There are no studies that show a negative effect of IBD drugs on female fertility.8 More data are available on subfertility and IBD medication use in male patients. We therefore describe current knowledge on the effect on male fertility of the IBD drugs that are most often prescribed.
Sulphasalazine causes a reversible, dose-related decrease in both sperm count and motility.18,19 Sulphasalazine should therefore be switched to a different 5-ASA drug if the patient wishes to reproduce.
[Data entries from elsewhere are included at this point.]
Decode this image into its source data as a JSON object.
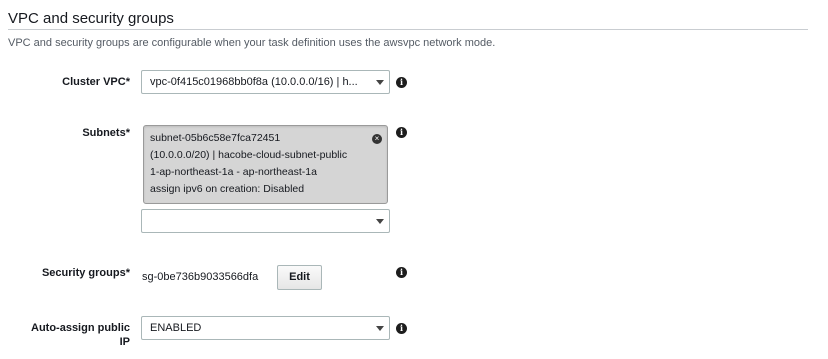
{
  "section": {
    "title": "VPC and security groups",
    "description": "VPC and security groups are configurable when your task definition uses the awsvpc network mode."
  },
  "cluster_vpc": {
    "label": "Cluster VPC*",
    "value": "vpc-0f415c01968bb0f8a (10.0.0.0/16) | h..."
  },
  "subnets": {
    "label": "Subnets*",
    "selected_lines": [
      "subnet-05b6c58e7fca72451",
      "(10.0.0.0/20) | hacobe-cloud-subnet-public",
      "1-ap-northeast-1a - ap-northeast-1a",
      "assign ipv6 on creation: Disabled"
    ],
    "remove_icon": "close-circle-icon",
    "dropdown_value": ""
  },
  "security_groups": {
    "label": "Security groups*",
    "value": "sg-0be736b9033566dfa",
    "edit_label": "Edit"
  },
  "auto_assign_ip": {
    "label_line1": "Auto-assign public",
    "label_line2": "IP",
    "value": "ENABLED"
  },
  "icons": {
    "info": "info-icon",
    "info_glyph": "i",
    "dropdown": "caret-down-icon",
    "remove_glyph": "×"
  }
}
Corticosteroids can cause a reversible decrease in sperm motility and concentration; however, there seems to be no link between steroid use and infertility.20,21
Methotrexate causes oligospermia, which improves within a few months of stopping it.22 Methotrexate is, however, teratogenic and contraindicated in both men and women wishing to procreate.23 It has been advised that methotrexate should be stopped 4–6 months before conception.24
Azathioprine does not reduce semen quality and, therefore, does not affect fertility in male IBD patients.25 A large prospective study including 115 pregnancies fathered by males using thiopurines (azathioprine or 6-mercaptopurine) during conception showed no statistically signiﬁcant increase in the rate of major congenital anomalies.26 In addition, a meta-analysis published in 2013 showed no association between congenital abnormalities and thiopurine use by the father at the time of conception.27
The effect of anti-tumour necrosis factor (TNF) drugs on male fertility has not been extensively examined. Infliximab seems to affect semen quality by reducing motility,28 but the data are conflicting because men with spondylarthropathies who received anti-TNF therapy were found to have a tendancy for better sperm quality than those who did not.29 There have been no studies on the effect of adalimumab on male fertility. Few studies have investigated the effect of male infliximab use during conception on the foetus, but the existing studies found no evidence that they increased the risk of adverse birth outcomes.30-32 Therefore it is not recommended that male patients stop infliximab treatment before conception.